Sadly, peaceful coexistence sounded pretty good by mid-October, when my roommates (who had grabbed the room's two closets) suggested that I try hanging my things from the ceiling to ease the crowded conditions.

But no one at my college expected their questionnaire to do more than spare them a smoker (and two of my friends drew the short straw on that one, as well).

Certainly, none of us would have had the temerity to request a "girl from a world as different as possible from her own," as does Dooley Ann Drayton. Or, as her roommate, Georgette George, puts it in Sigrid Nunez's excellent fifth novel The Last of Her Kind, "She did not want a roommate who had been raised, as she had been ... to believe you could make this kind of special request and expect it would be granted."

Ann (as she demands to be called) was hoping to be paired with an African-American girl. But at Barnard College in 1968, that was almost as unheard of as co-ed dorms.

Ann, who loathes her parents and their money, and frequently wishes she were black, settles for George, who was raised in poverty by an abusive single mom and isn't sure she's flattered by Ann's description.

Over the next decade, Ann is swept up in the radical counterculture movement, while George seeks stability and approval at a women's fashion magazine, when she's not looking for her younger sister, who ran away while George was at Barnard.

Ann, whose idealism is of the uncompromising and infuriating variety, finally picks a fight with George that ends their friendship.

Then, in 1976, Ann is arrested for shooting a policeman who was threatening her African-American lover.

Reading about her case in the newspapers, George finds herself drawn again to her former friend, feeling that there must be more to the story than the "Socialite Cop-Killer" headlines. She tries to reconnect with Ann, and spends the next decades searching for every crumb of information about her that she can garner.

The novel's title comes from the judge who sentences Ann to 25 years to life, saying, "May you serve as an example to others, and may you be the last of your kind."

In an interview, Ann's lawyer, an African-American, comments, "Everyone can find a reason to hate Ann. To rich, conservative people she's an ingrate, a traitor to her class.... Poor people and minorities, they're all free to despise Ann for being nothing but a spoiled, rich white brat..... Most people aren't willing to believe anyone isn't just as selfish and self-serving as everyone else. She's one of the last of her kind, all right, but not in the way the judge had in mind."

Nunez follows the women's lives over about 30 years - George becomes a mother to two children and takes care of her mentally ill sister; Ann continues her activism in prison, where she is serving a life sentence, still angering as many people as she helps.

Nunez patterns Ann after writer Simone Weil, who, according to her doctors, committed suicide by starvation. (Weil refused to eat more than French citizens under Nazi occupation.)

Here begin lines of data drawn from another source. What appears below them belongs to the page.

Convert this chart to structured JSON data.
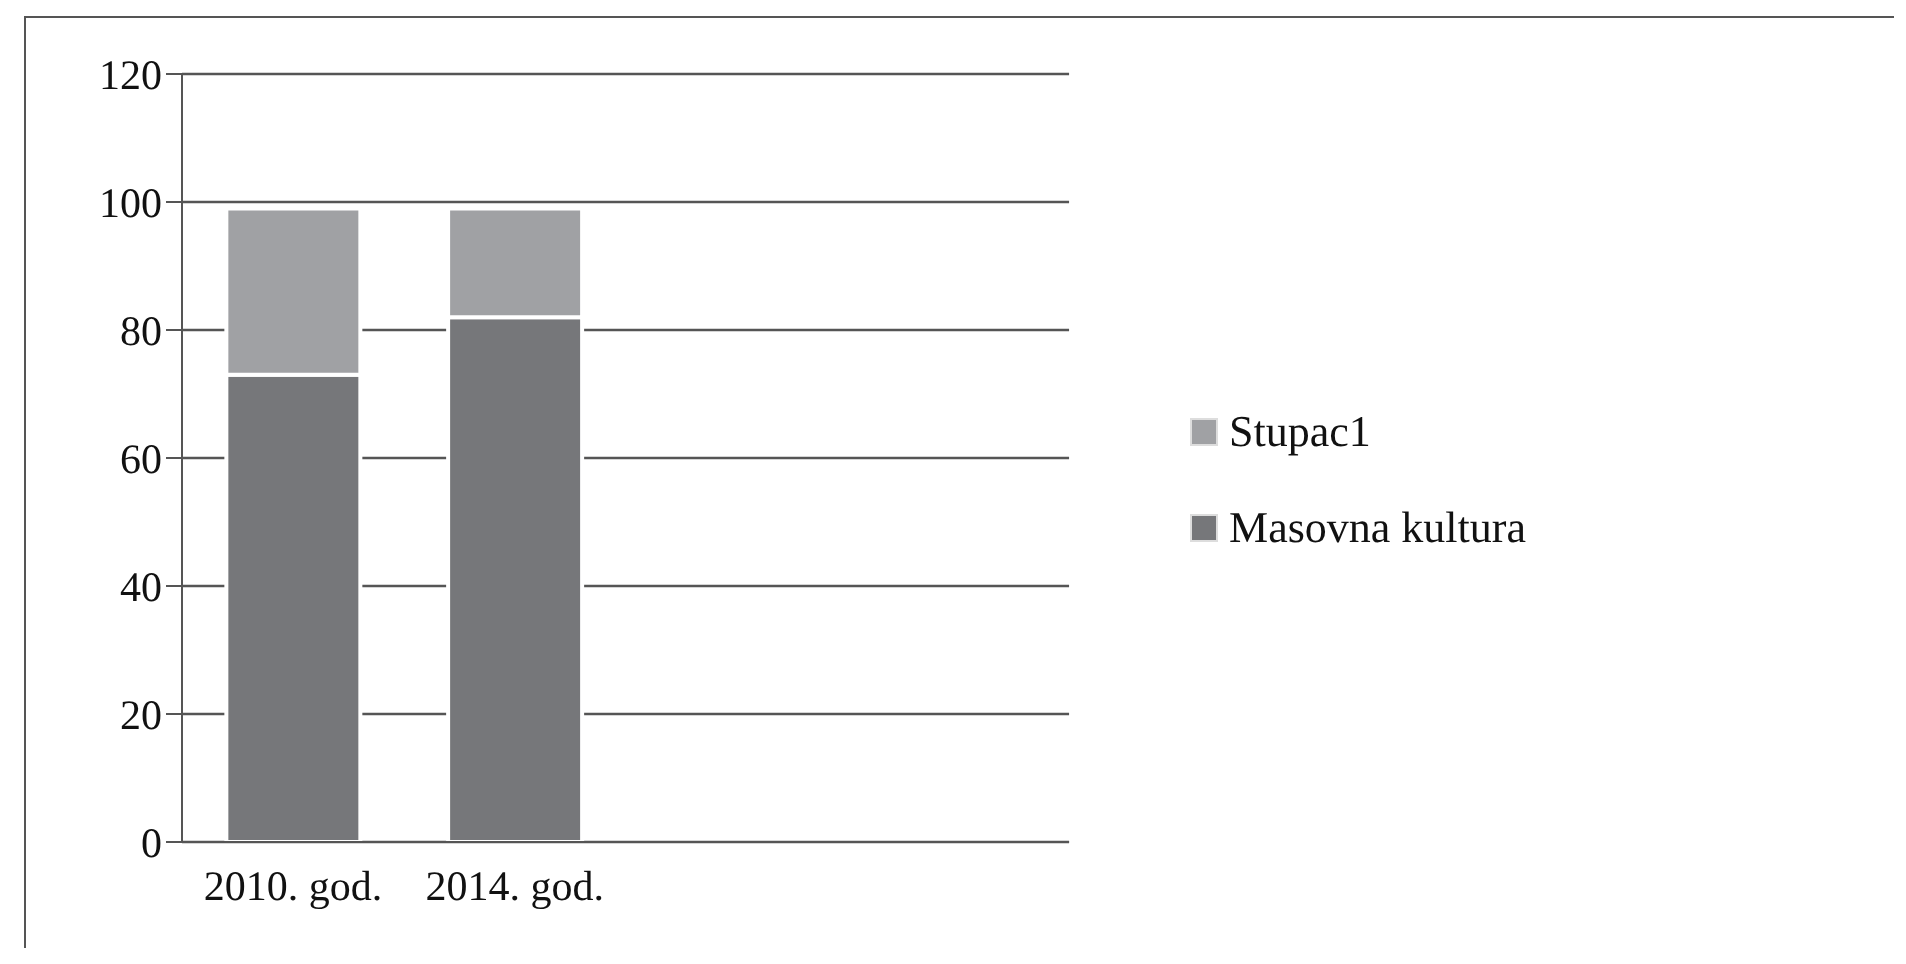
{
  "chart_data": {
    "type": "bar",
    "stacked": true,
    "categories": [
      "2010. god.",
      "2014. god.",
      null,
      null
    ],
    "series": [
      {
        "name": "Masovna kultura",
        "color": "#76777a",
        "values": [
          73,
          82,
          null,
          null
        ]
      },
      {
        "name": "Stupac1",
        "color": "#a0a1a4",
        "values": [
          26,
          17,
          null,
          null
        ]
      }
    ],
    "ylim": [
      0,
      120
    ],
    "yticks": [
      0,
      20,
      40,
      60,
      80,
      100,
      120
    ],
    "grid": "y",
    "legend": "right"
  }
}
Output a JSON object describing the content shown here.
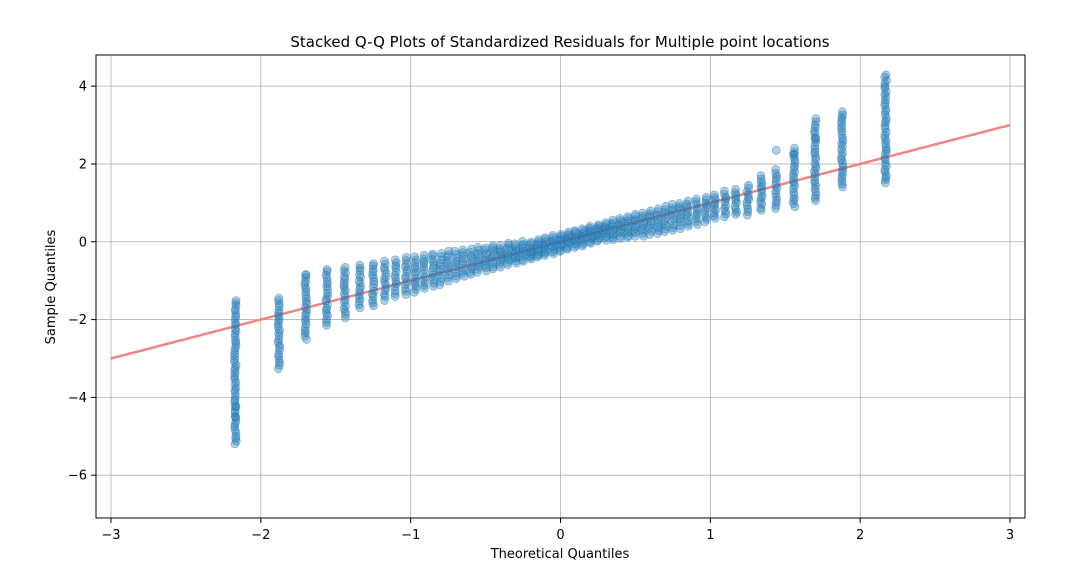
{
  "colors": {
    "points": "#1f77b4",
    "reference_line": "#f08080",
    "grid": "#b0b0b0",
    "axes": "#000000"
  },
  "chart_data": {
    "type": "scatter",
    "title": "Stacked Q-Q Plots of Standardized Residuals for Multiple point locations",
    "xlabel": "Theoretical Quantiles",
    "ylabel": "Sample Quantiles",
    "xlim": [
      -3.1,
      3.1
    ],
    "ylim": [
      -7.1,
      4.8
    ],
    "xticks": [
      -3,
      -2,
      -1,
      0,
      1,
      2,
      3
    ],
    "yticks": [
      -6,
      -4,
      -2,
      0,
      2,
      4
    ],
    "xtick_labels": [
      "−3",
      "−2",
      "−1",
      "0",
      "1",
      "2",
      "3"
    ],
    "ytick_labels": [
      "−6",
      "−4",
      "−2",
      "0",
      "2",
      "4"
    ],
    "grid": true,
    "reference_line": {
      "x": [
        -3,
        3
      ],
      "y": [
        -3,
        3
      ]
    },
    "point_alpha": 0.35,
    "columns": [
      {
        "x": -2.17,
        "y_min": -5.2,
        "y_max": -1.5
      },
      {
        "x": -1.88,
        "y_min": -3.25,
        "y_max": -1.45
      },
      {
        "x": -1.7,
        "y_min": -2.5,
        "y_max": -0.85
      },
      {
        "x": -1.56,
        "y_min": -2.15,
        "y_max": -0.7
      },
      {
        "x": -1.44,
        "y_min": -1.95,
        "y_max": -0.65
      },
      {
        "x": -1.34,
        "y_min": -1.7,
        "y_max": -0.6
      },
      {
        "x": -1.25,
        "y_min": -1.65,
        "y_max": -0.55
      },
      {
        "x": -1.17,
        "y_min": -1.5,
        "y_max": -0.5
      },
      {
        "x": -1.1,
        "y_min": -1.4,
        "y_max": -0.45
      },
      {
        "x": -1.03,
        "y_min": -1.35,
        "y_max": -0.4
      },
      {
        "x": -0.97,
        "y_min": -1.3,
        "y_max": -0.4
      },
      {
        "x": -0.91,
        "y_min": -1.2,
        "y_max": -0.35
      },
      {
        "x": -0.85,
        "y_min": -1.15,
        "y_max": -0.3
      },
      {
        "x": -0.8,
        "y_min": -1.1,
        "y_max": -0.3
      },
      {
        "x": -0.75,
        "y_min": -1.0,
        "y_max": -0.25
      },
      {
        "x": -0.7,
        "y_min": -0.95,
        "y_max": -0.25
      },
      {
        "x": -0.65,
        "y_min": -0.9,
        "y_max": -0.2
      },
      {
        "x": -0.6,
        "y_min": -0.85,
        "y_max": -0.2
      },
      {
        "x": -0.55,
        "y_min": -0.8,
        "y_max": -0.15
      },
      {
        "x": -0.5,
        "y_min": -0.75,
        "y_max": -0.15
      },
      {
        "x": -0.45,
        "y_min": -0.7,
        "y_max": -0.1
      },
      {
        "x": -0.4,
        "y_min": -0.65,
        "y_max": -0.1
      },
      {
        "x": -0.35,
        "y_min": -0.6,
        "y_max": -0.05
      },
      {
        "x": -0.3,
        "y_min": -0.55,
        "y_max": -0.05
      },
      {
        "x": -0.25,
        "y_min": -0.5,
        "y_max": 0.0
      },
      {
        "x": -0.2,
        "y_min": -0.45,
        "y_max": 0.0
      },
      {
        "x": -0.15,
        "y_min": -0.4,
        "y_max": 0.05
      },
      {
        "x": -0.1,
        "y_min": -0.35,
        "y_max": 0.1
      },
      {
        "x": -0.05,
        "y_min": -0.3,
        "y_max": 0.15
      },
      {
        "x": 0.0,
        "y_min": -0.25,
        "y_max": 0.2
      },
      {
        "x": 0.05,
        "y_min": -0.2,
        "y_max": 0.25
      },
      {
        "x": 0.1,
        "y_min": -0.15,
        "y_max": 0.3
      },
      {
        "x": 0.15,
        "y_min": -0.1,
        "y_max": 0.35
      },
      {
        "x": 0.2,
        "y_min": -0.05,
        "y_max": 0.4
      },
      {
        "x": 0.25,
        "y_min": 0.0,
        "y_max": 0.45
      },
      {
        "x": 0.3,
        "y_min": 0.05,
        "y_max": 0.5
      },
      {
        "x": 0.35,
        "y_min": 0.05,
        "y_max": 0.55
      },
      {
        "x": 0.4,
        "y_min": 0.1,
        "y_max": 0.6
      },
      {
        "x": 0.45,
        "y_min": 0.1,
        "y_max": 0.65
      },
      {
        "x": 0.5,
        "y_min": 0.15,
        "y_max": 0.7
      },
      {
        "x": 0.55,
        "y_min": 0.15,
        "y_max": 0.75
      },
      {
        "x": 0.6,
        "y_min": 0.2,
        "y_max": 0.8
      },
      {
        "x": 0.65,
        "y_min": 0.2,
        "y_max": 0.85
      },
      {
        "x": 0.7,
        "y_min": 0.25,
        "y_max": 0.9
      },
      {
        "x": 0.75,
        "y_min": 0.3,
        "y_max": 0.95
      },
      {
        "x": 0.8,
        "y_min": 0.35,
        "y_max": 1.0
      },
      {
        "x": 0.85,
        "y_min": 0.4,
        "y_max": 1.05
      },
      {
        "x": 0.91,
        "y_min": 0.45,
        "y_max": 1.1
      },
      {
        "x": 0.97,
        "y_min": 0.5,
        "y_max": 1.15
      },
      {
        "x": 1.03,
        "y_min": 0.6,
        "y_max": 1.2
      },
      {
        "x": 1.1,
        "y_min": 0.65,
        "y_max": 1.3
      },
      {
        "x": 1.17,
        "y_min": 0.7,
        "y_max": 1.35
      },
      {
        "x": 1.25,
        "y_min": 0.7,
        "y_max": 1.45
      },
      {
        "x": 1.34,
        "y_min": 0.8,
        "y_max": 1.7
      },
      {
        "x": 1.44,
        "y_min": 0.85,
        "y_max": 1.85
      },
      {
        "x": 1.56,
        "y_min": 0.9,
        "y_max": 2.4
      },
      {
        "x": 1.7,
        "y_min": 1.05,
        "y_max": 3.15
      },
      {
        "x": 1.88,
        "y_min": 1.4,
        "y_max": 3.35
      },
      {
        "x": 2.17,
        "y_min": 1.5,
        "y_max": 4.3
      }
    ],
    "outliers": [
      {
        "x": 1.44,
        "y": 2.35
      },
      {
        "x": 1.56,
        "y": 2.25
      },
      {
        "x": 1.7,
        "y": 2.65
      },
      {
        "x": -1.7,
        "y": -0.85
      },
      {
        "x": -2.17,
        "y": -4.5
      },
      {
        "x": -2.17,
        "y": -4.25
      }
    ]
  }
}
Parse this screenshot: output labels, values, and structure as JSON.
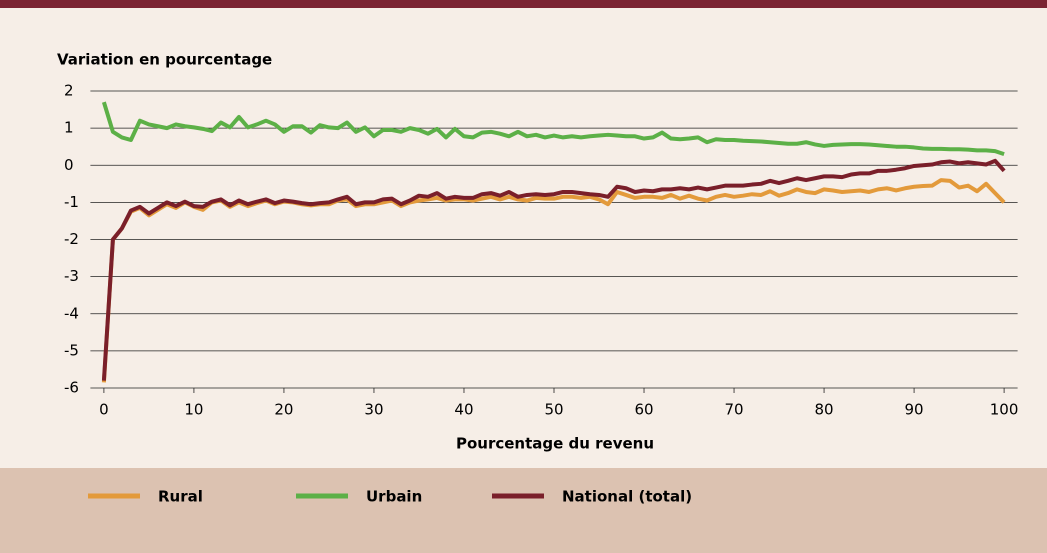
{
  "chart_data": {
    "type": "line",
    "y_axis_label": "Variation en pourcentage",
    "x_axis_label": "Pourcentage du revenu",
    "x": [
      0,
      1,
      2,
      3,
      4,
      5,
      6,
      7,
      8,
      9,
      10,
      11,
      12,
      13,
      14,
      15,
      16,
      17,
      18,
      19,
      20,
      21,
      22,
      23,
      24,
      25,
      26,
      27,
      28,
      29,
      30,
      31,
      32,
      33,
      34,
      35,
      36,
      37,
      38,
      39,
      40,
      41,
      42,
      43,
      44,
      45,
      46,
      47,
      48,
      49,
      50,
      51,
      52,
      53,
      54,
      55,
      56,
      57,
      58,
      59,
      60,
      61,
      62,
      63,
      64,
      65,
      66,
      67,
      68,
      69,
      70,
      71,
      72,
      73,
      74,
      75,
      76,
      77,
      78,
      79,
      80,
      81,
      82,
      83,
      84,
      85,
      86,
      87,
      88,
      89,
      90,
      91,
      92,
      93,
      94,
      95,
      96,
      97,
      98,
      99,
      100
    ],
    "series": [
      {
        "name": "Rural",
        "color": "#e39a3b",
        "values": [
          -5.85,
          -2.0,
          -1.7,
          -1.25,
          -1.15,
          -1.35,
          -1.2,
          -1.05,
          -1.15,
          -1.0,
          -1.12,
          -1.2,
          -1.0,
          -0.95,
          -1.12,
          -1.0,
          -1.1,
          -1.02,
          -0.95,
          -1.05,
          -0.98,
          -1.0,
          -1.05,
          -1.08,
          -1.05,
          -1.05,
          -0.95,
          -0.92,
          -1.1,
          -1.05,
          -1.05,
          -1.0,
          -0.95,
          -1.1,
          -1.0,
          -0.95,
          -0.92,
          -0.88,
          -0.95,
          -0.92,
          -0.92,
          -0.95,
          -0.9,
          -0.85,
          -0.92,
          -0.85,
          -0.92,
          -0.95,
          -0.88,
          -0.9,
          -0.9,
          -0.85,
          -0.85,
          -0.88,
          -0.85,
          -0.92,
          -1.05,
          -0.72,
          -0.8,
          -0.88,
          -0.85,
          -0.85,
          -0.88,
          -0.8,
          -0.9,
          -0.82,
          -0.9,
          -0.95,
          -0.85,
          -0.8,
          -0.85,
          -0.82,
          -0.78,
          -0.8,
          -0.7,
          -0.82,
          -0.75,
          -0.65,
          -0.72,
          -0.75,
          -0.65,
          -0.68,
          -0.72,
          -0.7,
          -0.68,
          -0.72,
          -0.65,
          -0.62,
          -0.68,
          -0.62,
          -0.58,
          -0.56,
          -0.55,
          -0.4,
          -0.42,
          -0.6,
          -0.55,
          -0.7,
          -0.5,
          -0.75,
          -1.0
        ]
      },
      {
        "name": "Urbain",
        "color": "#5cb047",
        "values": [
          1.7,
          0.9,
          0.75,
          0.68,
          1.2,
          1.1,
          1.05,
          1.0,
          1.1,
          1.05,
          1.02,
          0.98,
          0.92,
          1.15,
          1.02,
          1.3,
          1.02,
          1.1,
          1.2,
          1.1,
          0.9,
          1.05,
          1.05,
          0.88,
          1.08,
          1.02,
          1.0,
          1.15,
          0.9,
          1.02,
          0.78,
          0.95,
          0.95,
          0.9,
          1.0,
          0.95,
          0.85,
          0.98,
          0.75,
          0.98,
          0.78,
          0.75,
          0.88,
          0.9,
          0.85,
          0.78,
          0.9,
          0.78,
          0.82,
          0.75,
          0.8,
          0.75,
          0.78,
          0.75,
          0.78,
          0.8,
          0.82,
          0.8,
          0.78,
          0.78,
          0.72,
          0.75,
          0.88,
          0.72,
          0.7,
          0.72,
          0.75,
          0.62,
          0.7,
          0.68,
          0.68,
          0.66,
          0.65,
          0.64,
          0.62,
          0.6,
          0.58,
          0.58,
          0.62,
          0.56,
          0.52,
          0.55,
          0.56,
          0.57,
          0.57,
          0.56,
          0.54,
          0.52,
          0.5,
          0.5,
          0.48,
          0.45,
          0.44,
          0.44,
          0.43,
          0.43,
          0.42,
          0.4,
          0.4,
          0.38,
          0.3
        ]
      },
      {
        "name": "National (total)",
        "color": "#7a1f2a",
        "values": [
          -5.8,
          -2.0,
          -1.7,
          -1.22,
          -1.12,
          -1.3,
          -1.15,
          -1.0,
          -1.1,
          -0.98,
          -1.1,
          -1.12,
          -0.98,
          -0.92,
          -1.08,
          -0.95,
          -1.05,
          -0.98,
          -0.92,
          -1.02,
          -0.95,
          -0.98,
          -1.02,
          -1.05,
          -1.02,
          -1.0,
          -0.92,
          -0.85,
          -1.05,
          -1.0,
          -1.0,
          -0.92,
          -0.9,
          -1.05,
          -0.95,
          -0.82,
          -0.85,
          -0.75,
          -0.9,
          -0.85,
          -0.88,
          -0.88,
          -0.78,
          -0.75,
          -0.82,
          -0.72,
          -0.85,
          -0.8,
          -0.78,
          -0.8,
          -0.78,
          -0.72,
          -0.72,
          -0.75,
          -0.78,
          -0.8,
          -0.85,
          -0.58,
          -0.62,
          -0.72,
          -0.68,
          -0.7,
          -0.65,
          -0.65,
          -0.62,
          -0.65,
          -0.6,
          -0.65,
          -0.6,
          -0.55,
          -0.55,
          -0.55,
          -0.52,
          -0.5,
          -0.42,
          -0.48,
          -0.42,
          -0.35,
          -0.4,
          -0.35,
          -0.3,
          -0.3,
          -0.32,
          -0.25,
          -0.22,
          -0.22,
          -0.15,
          -0.15,
          -0.12,
          -0.08,
          -0.02,
          0,
          0.02,
          0.08,
          0.1,
          0.05,
          0.08,
          0.05,
          0.02,
          0.12,
          -0.15
        ]
      }
    ],
    "xlim": [
      -1.5,
      101.5
    ],
    "xticks": [
      0,
      10,
      20,
      30,
      40,
      50,
      60,
      70,
      80,
      90,
      100
    ],
    "ylim": [
      -6,
      2
    ],
    "yticks": [
      -6,
      -5,
      -4,
      -3,
      -2,
      -1,
      0,
      1,
      2
    ],
    "grid": true
  }
}
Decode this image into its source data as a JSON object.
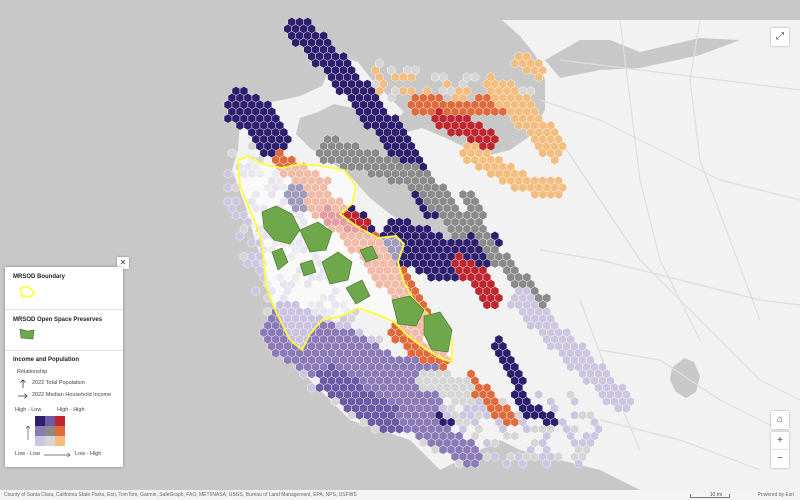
{
  "map": {
    "colors": {
      "water": "#c8c8c8",
      "land": "#f2f2f2",
      "road": "#dedede",
      "boundary": "#ffff3d",
      "preserve": "#6fa84b"
    },
    "hex_palette": {
      "high_low": "#2e1f6e",
      "high_mid": "#6b5aa6",
      "high_high": "#c0262f",
      "mid_low": "#8a7ab8",
      "mid_mid": "#8a8a8a",
      "mid_high": "#e06a3c",
      "low_low": "#cdc6e0",
      "low_mid": "#d6d6d6",
      "low_high": "#f2bd7e"
    }
  },
  "legend": {
    "boundary_title": "MRSOD Boundary",
    "preserves_title": "MRSOD Open Space Preserves",
    "income_title": "Income and Population",
    "relationship_label": "Relationship",
    "arrow_up_label": "2022 Total Population",
    "arrow_right_label": "2022 Median Household Income",
    "high_low": "High - Low",
    "high_high": "High - High",
    "low_low": "Low - Low",
    "low_high": "Low - High",
    "close_icon": "✕"
  },
  "controls": {
    "expand_icon": "⤢",
    "home_icon": "⌂",
    "zoom_in": "+",
    "zoom_out": "−"
  },
  "attribution": {
    "sources": "County of Santa Clara, California State Parks, Esri, TomTom, Garmin, SafeGraph, FAO, METI/NASA, USGS, Bureau of Land Management, EPA, NPS, USFWS",
    "powered_by": "Powered by Esri",
    "scale_label": "10 mi"
  }
}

George calls her "selfless to the point of selfishness" and remarks, "If no one was willing to martyr her, she could martyr herself."

Both George and Ann get generous, vivid characterizations, and Nunez is as unstinting in her detailed rendering of the idealistic '60s and their dark aftermath as she is of the worsening conditions in America's prisons.

George's runaway sister, Solange, does her best to fill in the gaps with her cross-country wanderings with hippies and junkies, and her use of every drug from marijuana to heroin. (George, for that matter, is also happy to sample the wares of the era.)

What keeps the novel from being just a history lesson, though, is Nunez's exploration of the many ways women communicate, and how it's possible to think of a friend every day, and yet not talk to her for years.

Yvonne Zipp is a freelance writer in Kalamazoo, Mich.